The shortages are beginning to be seen in the construction, agriculture, senior care facilities, hotels, and others as those fearing they will be deported stay home from work, according to the New York Times.

“Businesses across industries know what comes next when their workforce disappears — restaurants, coffee shops and grocery stores struggling to stay open, food prices soaring, and everyday Americans demanding action,” Rebecca Shi, the chief executive of the American Business Immigration Coalition, said as more illegal immigrants have been staying off the job.

Around 20 percent of the US labor force is made up of those who were born outside of the country, both those that are here illegally, as well as those on visas who came through a different legal pathway. When the Biden administration was in the White House, hundreds of thousands of illegal immigrants were shielded from deportation as they got work permits under a temporary protected status program, sometimes known as parole.

The parole program grew in massive numbers under the Biden administration; however, Trump has promised that the program will be rolled back, starting with those that were granted temporary protected status and are from Venezuela and Haiti. The program under Biden also included immigrants from Cuba as well as Nicaragua.

Democrats have at times argued that Americans are not willing to perform work in agriculture or other industries in their talking points against Trump's efforts on deportation. The Democratic mayor of Houston, John Whitmire, told the Times that he thinks that people who say the US does not need labor performed by illegal immigrants “don’t live in the real world.”

He added, “You know who’s paving our roads and building our houses.”

The chief executive of Manchester Care Homes and Cambridge Caregivers in Dallas Adam Lampert made similar comments: “We don’t go out looking for people who are immigrants,” he said. “We go out hiring people who answer the call — and they are all immigrants.

Although, Lampert claimed that everyone he hires has legal status in the US, but said that if Trump is deporting those that are illegal, his industry might face difficulty hiring more people.

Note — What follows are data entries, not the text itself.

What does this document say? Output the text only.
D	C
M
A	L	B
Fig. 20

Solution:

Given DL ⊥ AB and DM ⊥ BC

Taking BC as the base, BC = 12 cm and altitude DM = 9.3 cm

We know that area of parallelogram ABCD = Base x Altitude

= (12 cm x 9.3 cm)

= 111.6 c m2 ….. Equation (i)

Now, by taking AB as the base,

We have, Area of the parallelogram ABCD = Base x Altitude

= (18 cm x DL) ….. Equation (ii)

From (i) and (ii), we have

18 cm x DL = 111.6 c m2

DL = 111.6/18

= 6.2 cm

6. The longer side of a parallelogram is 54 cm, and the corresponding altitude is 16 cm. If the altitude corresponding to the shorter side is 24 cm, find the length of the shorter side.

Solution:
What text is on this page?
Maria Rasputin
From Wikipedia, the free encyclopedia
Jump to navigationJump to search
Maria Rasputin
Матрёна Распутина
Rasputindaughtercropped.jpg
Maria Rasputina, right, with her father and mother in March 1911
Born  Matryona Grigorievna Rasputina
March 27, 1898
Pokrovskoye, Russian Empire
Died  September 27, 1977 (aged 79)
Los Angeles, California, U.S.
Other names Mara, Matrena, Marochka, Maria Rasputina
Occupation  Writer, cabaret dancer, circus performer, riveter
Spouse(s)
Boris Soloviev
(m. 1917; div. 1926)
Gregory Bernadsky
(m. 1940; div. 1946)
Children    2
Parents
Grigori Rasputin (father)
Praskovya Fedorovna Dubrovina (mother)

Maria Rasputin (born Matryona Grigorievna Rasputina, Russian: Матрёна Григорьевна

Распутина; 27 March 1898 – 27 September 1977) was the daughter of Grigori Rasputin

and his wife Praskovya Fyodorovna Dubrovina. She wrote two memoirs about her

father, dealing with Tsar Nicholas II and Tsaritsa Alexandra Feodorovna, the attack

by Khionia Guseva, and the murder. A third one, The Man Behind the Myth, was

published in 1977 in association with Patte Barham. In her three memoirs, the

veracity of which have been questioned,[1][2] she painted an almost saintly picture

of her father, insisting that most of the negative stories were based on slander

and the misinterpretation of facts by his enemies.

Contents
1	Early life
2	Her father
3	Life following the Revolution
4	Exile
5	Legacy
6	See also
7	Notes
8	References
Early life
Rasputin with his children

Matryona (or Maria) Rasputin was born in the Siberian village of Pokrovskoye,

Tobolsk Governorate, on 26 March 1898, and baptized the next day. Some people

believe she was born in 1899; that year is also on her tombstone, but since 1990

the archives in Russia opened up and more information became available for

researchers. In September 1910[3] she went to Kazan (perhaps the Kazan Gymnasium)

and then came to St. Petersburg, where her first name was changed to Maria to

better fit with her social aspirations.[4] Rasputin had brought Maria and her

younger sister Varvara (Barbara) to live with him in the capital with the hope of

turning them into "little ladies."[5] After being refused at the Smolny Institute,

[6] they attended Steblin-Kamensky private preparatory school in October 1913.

Some Republicans, as well as Vice President JD Vance, although, have countered the argument often presented by Democrats. During an interview for the 2024 campaign, said that the deportation effort will pressure American businesses to hire more qualified American workers.

“I think that what you would do is you would take, let’s say for example, the seven million prime-age men who have dropped out of the labor force, and you have a smaller number of women, but still millions of women, prime-age, who have dropped out of the labor force. You absolutely could re-engage folks into the American labor market," Vance said at the time.